The renewal of the program while the Afghan system is still troubled represents something of a compromise between those who wanted the country to prosecute the wrongdoers in the Kabul Bank fraud and others, especially those who back development, who feared that withholding the monetary fund’s imprimatur would deprive the country of access to money for projects that provide jobs and growth.

“There’s a mix of emotions about this,” said a Western diplomat who is knowledgeable about the monetary fund’s program and was not authorized to speak to reporters. The diplomat added, “There has been definite progress, although there is some ways to go on prosecutions.”

The long hiatus in the program has already cost Afghanistan $70 million that is usually distributed through the Afghanistan Reconstruction Trust Fund, which gets its money from donors and then sends it to the Afghan Finance Ministry, which in turn sends it to other ministries that deliver services and build projects.

The program’s renewal will make Afghanistan eligible again for the trust’s money, and will also increase the confidence of donors who view the monetary fund’s agreement as an important signal of the country’s financial soundness. The program involves little in direct payments, but the I.M.F.’s scrutiny of the monetary and banking systems here acts as a bill of health for other donors, including the United States, Britain and the European Union, assuring them that the country is safe to invest in.

Although the bank’s former chairman, Sherkhan Farnood, and its former chief executive, Khalilullah Frozi, have not been tried, they were detained and placed under investigation by the attorney general’s office. They have since been released with the understanding that they will help the receiver recover the assets, although it is unclear whether they are willing or able to provide much help.

The fraud and lax management occurred almost from the start as Mr. Farnood offered shares in the bank to politically well-connected figures, including Mahmoud Karzai, a brother of President Hamid Karzai, and Abdul Haseen Fahim, the brother of First Vice President Muhammad Qasim Fahim. Other politically connected figures as well as relatives of Mr. Fahim’s brother bought shares and were able to obtain loans worth millions of dollars with little in the way of repayment agreements.

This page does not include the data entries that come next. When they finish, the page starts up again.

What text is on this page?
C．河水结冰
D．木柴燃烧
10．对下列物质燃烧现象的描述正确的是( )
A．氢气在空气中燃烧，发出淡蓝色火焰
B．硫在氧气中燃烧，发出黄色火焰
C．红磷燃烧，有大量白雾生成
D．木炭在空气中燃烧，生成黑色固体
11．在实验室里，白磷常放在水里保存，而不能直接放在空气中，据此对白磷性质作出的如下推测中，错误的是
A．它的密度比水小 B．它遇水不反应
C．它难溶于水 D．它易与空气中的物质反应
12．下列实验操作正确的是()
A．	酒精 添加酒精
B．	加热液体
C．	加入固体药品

Now the receiver is going after the borrowers’ investments in Afghanistan and in Dubai, where a number of borrowers bought property. Some borrowers have signed repayment agreements, but others have refused. In the meantime the bank has been divided into “a good” new bank, with the deposits, performing loans and other assets of the original Kabul Bank, and a “bad bank,” which has hundreds of millions of dollars in bad loans.

The new bank has been financed by Afghanistan’s Central Bank. The Afghan Finance Ministry has issued a promissory note guaranteeing that it will pay back the Central Bank the full amount of the loan to the new Kabul bank, about $800 million, with a combination of recovered assets and tax revenues, according to people close to the bank. The monetary fund had been concerned that the Central Bank’s reserves would be depleted, but the repayment arrangement appears to have satisfied it.

The monetary fund’s agreement with Afghanistan has been approved at the staff level, but must pass muster with the fund’s executive board. That is expected to happen when the board meets in November.